Coinbase staking suit axed in three US states as regulatory winds shift

Quick Take
- Kentucky dismissed its lawsuit against Coinbase days after passing the “Bitcoin Rights” bill, which included mining and staking exemptions from securities laws.
- South Carolina and Vermont also ended litigation involving the crypto exchange, following the Securities and Exchange Commission’s lead.
- The company still faces staking-related complaints in some seven states.


Kentucky’s Department of Financial Institutions withdrew its lawsuit against Coinbase, which previously alleged that the crypto exchange broke local securities laws by offering digital asset staking services to investors within the state.
The jointly stipulated dismissal signed on Monday ended the enforcement action “without prejudice,” meaning the decision is akin to a formal pause, and authorities retained the right to revisit the matter later.
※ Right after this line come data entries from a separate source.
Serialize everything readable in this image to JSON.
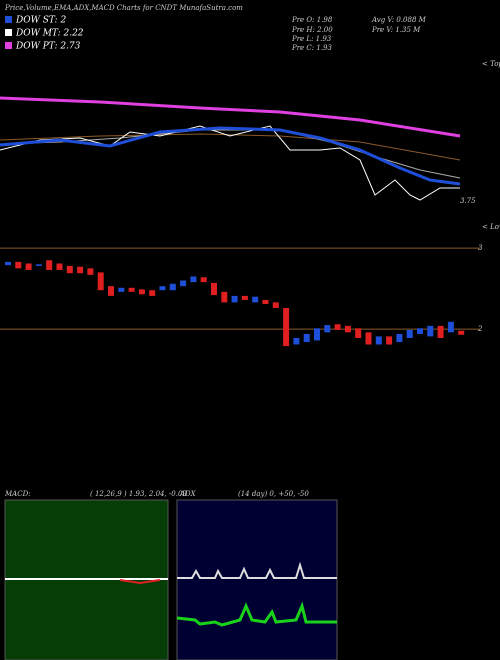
{
  "header": {
    "title": "Price,Volume,EMA,ADX,MACD Charts for CNDT MunafaSutra.com"
  },
  "legend": [
    "DOW ST: 2",
    "DOW MT: 2.22",
    "DOW PT: 2.73"
  ],
  "info": [
    "Pre  O: 1.98",
    "Pre  H: 2.00",
    "Pre  L: 1.93",
    "Pre  C: 1.93",
    "Avg V: 0.088  M",
    "Pre  V: 1.35 M"
  ],
  "labels": {
    "tops": "< Tops",
    "lows": "< Lows",
    "last": "3.75"
  },
  "chart_data": {
    "type": "candlestick",
    "open": [
      2.79,
      2.83,
      2.81,
      2.78,
      2.85,
      2.81,
      2.78,
      2.77,
      2.75,
      2.7,
      2.53,
      2.46,
      2.51,
      2.49,
      2.48,
      2.48,
      2.48,
      2.53,
      2.58,
      2.64,
      2.57,
      2.46,
      2.33,
      2.41,
      2.33,
      2.36,
      2.33,
      2.26,
      1.81,
      1.84,
      1.86,
      1.96,
      2.06,
      2.04,
      2.01,
      1.96,
      1.81,
      1.91,
      1.84,
      1.89,
      1.94,
      1.91,
      2.04,
      1.96,
      1.98
    ],
    "close": [
      2.83,
      2.75,
      2.73,
      2.8,
      2.73,
      2.73,
      2.69,
      2.69,
      2.67,
      2.48,
      2.41,
      2.51,
      2.46,
      2.43,
      2.41,
      2.53,
      2.56,
      2.6,
      2.65,
      2.58,
      2.42,
      2.33,
      2.41,
      2.36,
      2.4,
      2.31,
      2.26,
      1.79,
      1.89,
      1.94,
      2.01,
      2.05,
      1.99,
      1.96,
      1.89,
      1.81,
      1.91,
      1.81,
      1.94,
      1.99,
      2.01,
      2.04,
      1.89,
      2.09,
      1.93
    ],
    "ylim": [
      1.6,
      3.1
    ],
    "yticks": [
      2,
      3
    ],
    "up_color": "#1f4fd8",
    "down_color": "#e02020"
  },
  "macd": {
    "label": "MACD:",
    "params": "( 12,26,9 ) 1.93,  2.04,  -0.09"
  },
  "adx": {
    "label": "ADX",
    "params": "(14  day) 0,  +50,  -50"
  }
}
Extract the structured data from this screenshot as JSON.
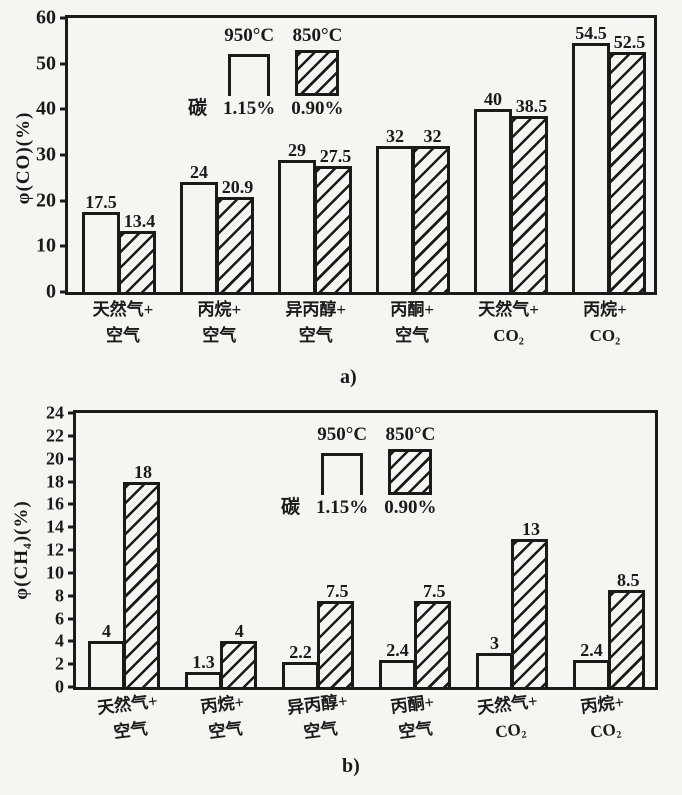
{
  "page": {
    "background_color": "#f6f5f1",
    "ink_color": "#1a1a1a"
  },
  "chart_data": [
    {
      "type": "bar",
      "panel_label": "a)",
      "ylabel": "φ(CO)(%)",
      "ylim": [
        0,
        60
      ],
      "yticks": [
        0,
        10,
        20,
        30,
        40,
        50,
        60
      ],
      "grid": false,
      "legend_position": "top-left-inside",
      "legend": {
        "series1_label": "950°C",
        "series2_label": "850°C",
        "carbon_label": "碳",
        "carbon1": "1.15%",
        "carbon2": "0.90%"
      },
      "categories": [
        [
          "天然气+",
          "空气"
        ],
        [
          "丙烷+",
          "空气"
        ],
        [
          "异丙醇+",
          "空气"
        ],
        [
          "丙酮+",
          "空气"
        ],
        [
          "天然气+",
          "CO₂"
        ],
        [
          "丙烷+",
          "CO₂"
        ]
      ],
      "series": [
        {
          "name": "950°C 碳1.15%",
          "style": "open",
          "values": [
            17.5,
            24,
            29,
            32,
            40,
            54.5
          ]
        },
        {
          "name": "850°C 碳0.90%",
          "style": "hatched",
          "values": [
            13.4,
            20.9,
            27.5,
            32,
            38.5,
            52.5
          ]
        }
      ]
    },
    {
      "type": "bar",
      "panel_label": "b)",
      "ylabel": "φ(CH₄)(%)",
      "ylim": [
        0,
        24
      ],
      "yticks": [
        0,
        2,
        4,
        6,
        8,
        10,
        12,
        14,
        16,
        18,
        20,
        22,
        24
      ],
      "grid": false,
      "legend_position": "top-center-inside",
      "legend": {
        "series1_label": "950°C",
        "series2_label": "850°C",
        "carbon_label": "碳",
        "carbon1": "1.15%",
        "carbon2": "0.90%"
      },
      "categories": [
        [
          "天然气+",
          "空气"
        ],
        [
          "丙烷+",
          "空气"
        ],
        [
          "异丙醇+",
          "空气"
        ],
        [
          "丙酮+",
          "空气"
        ],
        [
          "天然气+",
          "CO₂"
        ],
        [
          "丙烷+",
          "CO₂"
        ]
      ],
      "series": [
        {
          "name": "950°C 碳1.15%",
          "style": "open",
          "values": [
            4,
            1.3,
            2.2,
            2.4,
            3,
            2.4
          ]
        },
        {
          "name": "850°C 碳0.90%",
          "style": "hatched",
          "values": [
            18,
            4,
            7.5,
            7.5,
            13,
            8.5
          ]
        }
      ]
    }
  ]
}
Responding to the news, Paul Grewal, Chief Legal Officer at Coinbase, urged Congress to “end this litigation-driven, state-by-state approach” with a federal crypto regulatory framework.
Kentucky was the latest U.S. state to cool litigation against Coinbase for its staking services by publishing time. On March 14, Vermont axed its Coinbase staking lawsuit, and South Carolina followed suit roughly two weeks after. Seven states — including Alabama, California, Illinois, Maryland, New Jersey, Washington, and Wisconsin — have not ended similar cases involving the U.S. crypto exchange.
Staking-related lawsuits against Coinbase were initially part of a broader regulatory plan executed simultaneously with the SEC’s federal enforcement action. The SEC sued Coinbase in June 2023 for allegedly violating securities laws by offering unregistered securities via an unregistered securities exchange. Like many other crypto businesses subjected to similar investigations, the platform denied the claims and even launched a countersuit in court. The securities watchdog officially dropped the case in late February, a massive victory for Coinbase and the industry. SEC litigators also binned several cases tied to crypto service providers like Consensys, Kraken, Robinhood and Ripple as new agency leadership under acting chair Mark Uyeda adopted a less aggressive stance.
In other news, Kentucky iced the Coinbase staking lawsuit days after Governor Andy Beshear signed the “Bitcoin Rights” bill to protect self-custody, support crypto mining, and greenlight crypto as a payment method. The bill also bans local regulators from unfairly treating crypto assets and provides exemptive relief for mining and staking services.